The Summer 2020 edition of Glass was conceived and reported in March and April, when the Covid-19 pandemic dominated news headlines and introduced a high level of uncertainty about the economic fallout of the prolonged shutdown. More recently, the murder of George Floyd by the Minneapolis police sparked international protests and set off a moment of reckoning not only about police brutality against African-Americans, but about centuries of systematic racism in the U.S. and a need to take stock of racial divisions and inequities that have been unacknowledged and unexamined until now. While the new issue does not directly address these issues, we pledge that the magazine will work to amplify black artists' voices, and work toward greater diversity in the glass-art field.
For the Summer edition, Glass reached out to artists who had dealt with life-threatening auto accidents, fires, floods, and other challenges, to tell us their stories, share how they recovered, and how having endured life- and career-threatening setbacks shaped their perspectives on our current moment.
Turning to the past as inspiration for the present, we asked glass artists about the keys to their recovery and healing.

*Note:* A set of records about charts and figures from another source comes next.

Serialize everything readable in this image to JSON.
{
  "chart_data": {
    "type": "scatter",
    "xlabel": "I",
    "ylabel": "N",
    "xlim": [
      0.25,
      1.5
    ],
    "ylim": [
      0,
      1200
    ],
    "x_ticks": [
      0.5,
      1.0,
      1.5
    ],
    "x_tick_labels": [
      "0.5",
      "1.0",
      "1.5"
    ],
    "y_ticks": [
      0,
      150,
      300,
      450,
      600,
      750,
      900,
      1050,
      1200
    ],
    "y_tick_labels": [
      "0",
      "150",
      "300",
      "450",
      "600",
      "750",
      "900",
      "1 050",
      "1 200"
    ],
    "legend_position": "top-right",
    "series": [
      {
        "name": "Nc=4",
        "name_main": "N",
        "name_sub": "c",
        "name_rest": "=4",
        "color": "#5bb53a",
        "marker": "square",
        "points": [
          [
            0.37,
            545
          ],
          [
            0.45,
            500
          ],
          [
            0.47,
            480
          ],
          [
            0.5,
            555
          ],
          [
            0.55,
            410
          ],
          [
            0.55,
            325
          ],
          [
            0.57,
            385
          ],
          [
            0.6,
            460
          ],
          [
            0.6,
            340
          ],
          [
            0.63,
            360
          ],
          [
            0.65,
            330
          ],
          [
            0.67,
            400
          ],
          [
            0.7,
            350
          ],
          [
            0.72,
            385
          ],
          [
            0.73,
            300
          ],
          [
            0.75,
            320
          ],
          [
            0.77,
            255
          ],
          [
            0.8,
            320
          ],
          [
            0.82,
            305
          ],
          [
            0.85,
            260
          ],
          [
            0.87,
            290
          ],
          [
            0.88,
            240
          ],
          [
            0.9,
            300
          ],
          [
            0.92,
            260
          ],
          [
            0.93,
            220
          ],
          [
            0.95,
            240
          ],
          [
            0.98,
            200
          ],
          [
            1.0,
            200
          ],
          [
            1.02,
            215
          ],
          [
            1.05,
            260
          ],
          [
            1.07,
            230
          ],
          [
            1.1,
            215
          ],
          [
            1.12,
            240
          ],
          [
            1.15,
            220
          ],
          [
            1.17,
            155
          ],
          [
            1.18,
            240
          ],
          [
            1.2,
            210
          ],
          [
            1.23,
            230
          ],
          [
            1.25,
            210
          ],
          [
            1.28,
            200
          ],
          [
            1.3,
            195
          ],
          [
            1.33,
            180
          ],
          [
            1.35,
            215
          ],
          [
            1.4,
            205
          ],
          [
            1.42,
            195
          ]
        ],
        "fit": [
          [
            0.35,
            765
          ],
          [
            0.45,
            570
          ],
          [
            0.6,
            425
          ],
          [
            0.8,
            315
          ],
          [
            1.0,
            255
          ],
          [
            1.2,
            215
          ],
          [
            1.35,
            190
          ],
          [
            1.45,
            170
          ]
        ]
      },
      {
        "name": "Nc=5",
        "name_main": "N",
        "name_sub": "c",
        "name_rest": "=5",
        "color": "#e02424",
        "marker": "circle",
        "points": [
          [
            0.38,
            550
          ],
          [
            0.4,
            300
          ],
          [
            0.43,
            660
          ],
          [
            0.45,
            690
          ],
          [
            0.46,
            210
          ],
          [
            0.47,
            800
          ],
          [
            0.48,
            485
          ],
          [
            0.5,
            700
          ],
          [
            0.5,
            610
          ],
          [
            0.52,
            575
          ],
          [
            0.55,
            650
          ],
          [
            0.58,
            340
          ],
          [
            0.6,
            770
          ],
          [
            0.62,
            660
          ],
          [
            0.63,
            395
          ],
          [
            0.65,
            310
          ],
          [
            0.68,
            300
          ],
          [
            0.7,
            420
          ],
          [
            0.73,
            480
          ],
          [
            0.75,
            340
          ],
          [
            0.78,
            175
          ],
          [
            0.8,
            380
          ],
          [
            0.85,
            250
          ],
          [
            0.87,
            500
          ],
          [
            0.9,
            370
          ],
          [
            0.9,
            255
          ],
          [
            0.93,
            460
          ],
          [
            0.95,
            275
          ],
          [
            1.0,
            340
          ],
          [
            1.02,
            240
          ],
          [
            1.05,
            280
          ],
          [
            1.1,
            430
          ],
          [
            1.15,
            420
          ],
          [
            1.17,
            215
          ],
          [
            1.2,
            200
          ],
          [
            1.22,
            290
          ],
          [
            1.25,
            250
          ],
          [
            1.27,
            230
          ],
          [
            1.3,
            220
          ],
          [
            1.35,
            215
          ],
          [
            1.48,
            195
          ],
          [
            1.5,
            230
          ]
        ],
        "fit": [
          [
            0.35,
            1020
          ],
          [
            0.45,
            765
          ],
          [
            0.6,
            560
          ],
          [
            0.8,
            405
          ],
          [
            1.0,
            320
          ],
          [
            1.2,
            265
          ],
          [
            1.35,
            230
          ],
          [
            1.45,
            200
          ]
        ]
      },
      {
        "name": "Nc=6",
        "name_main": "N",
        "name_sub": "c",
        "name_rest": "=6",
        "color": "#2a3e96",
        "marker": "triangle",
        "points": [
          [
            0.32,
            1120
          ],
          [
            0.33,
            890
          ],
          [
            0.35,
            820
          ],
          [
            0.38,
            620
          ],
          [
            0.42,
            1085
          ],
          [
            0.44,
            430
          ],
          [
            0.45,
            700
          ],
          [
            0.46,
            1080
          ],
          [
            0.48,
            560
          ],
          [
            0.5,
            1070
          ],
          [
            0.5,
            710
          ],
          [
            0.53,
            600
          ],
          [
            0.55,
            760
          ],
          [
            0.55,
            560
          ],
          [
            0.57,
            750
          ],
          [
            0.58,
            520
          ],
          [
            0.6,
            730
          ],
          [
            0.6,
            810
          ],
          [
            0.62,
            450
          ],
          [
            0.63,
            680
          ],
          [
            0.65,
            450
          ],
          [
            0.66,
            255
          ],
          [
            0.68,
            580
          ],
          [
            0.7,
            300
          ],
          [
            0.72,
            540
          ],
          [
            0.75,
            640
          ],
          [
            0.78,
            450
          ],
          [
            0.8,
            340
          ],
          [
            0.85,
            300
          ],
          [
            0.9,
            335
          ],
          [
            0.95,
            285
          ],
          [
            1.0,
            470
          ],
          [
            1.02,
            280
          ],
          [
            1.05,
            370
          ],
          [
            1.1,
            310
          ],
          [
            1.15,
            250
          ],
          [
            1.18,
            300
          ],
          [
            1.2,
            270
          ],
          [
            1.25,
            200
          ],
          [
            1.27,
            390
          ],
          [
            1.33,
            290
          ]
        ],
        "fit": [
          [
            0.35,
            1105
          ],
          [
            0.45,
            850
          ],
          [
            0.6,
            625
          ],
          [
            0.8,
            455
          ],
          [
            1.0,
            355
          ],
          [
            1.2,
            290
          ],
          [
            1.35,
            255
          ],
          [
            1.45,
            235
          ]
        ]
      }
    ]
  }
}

We found that their experiences dealing with disaster helped prepare them in some way for what they're experiencing now, and offered unique perspectives on where we are and what we all need to do to go forward.
The new issue includes first-person accounts of Oben Abright, Fabiano Amadi, Eddie Bernard, Christina Bothwell, Dale Chihuly, Pearl Dick, LIza Lou, Clifford Rainey, Ginny Ruffner, as well as the remarkable story of The Corning Museum's devastating 1972 flood, this special issue aspires to be a resource to the field and a celebration of our unique community.
In recognition of this difficult economic moment, UrbanGlass is offering the purchase of this special issue at a Pay What You Can rate. When you purchase the digital edition, you can choose to pay the cover price, half the cover price, or download the issue for no charge. We would like as many people as possible to read about and possibly be inspired by tales of loss and recovery, of setbacks and successes. It is our hope that this edition of Glass will provide encouragement and hope as we all navigate this time of healing.
All this plus four reviews and the latest news from the field.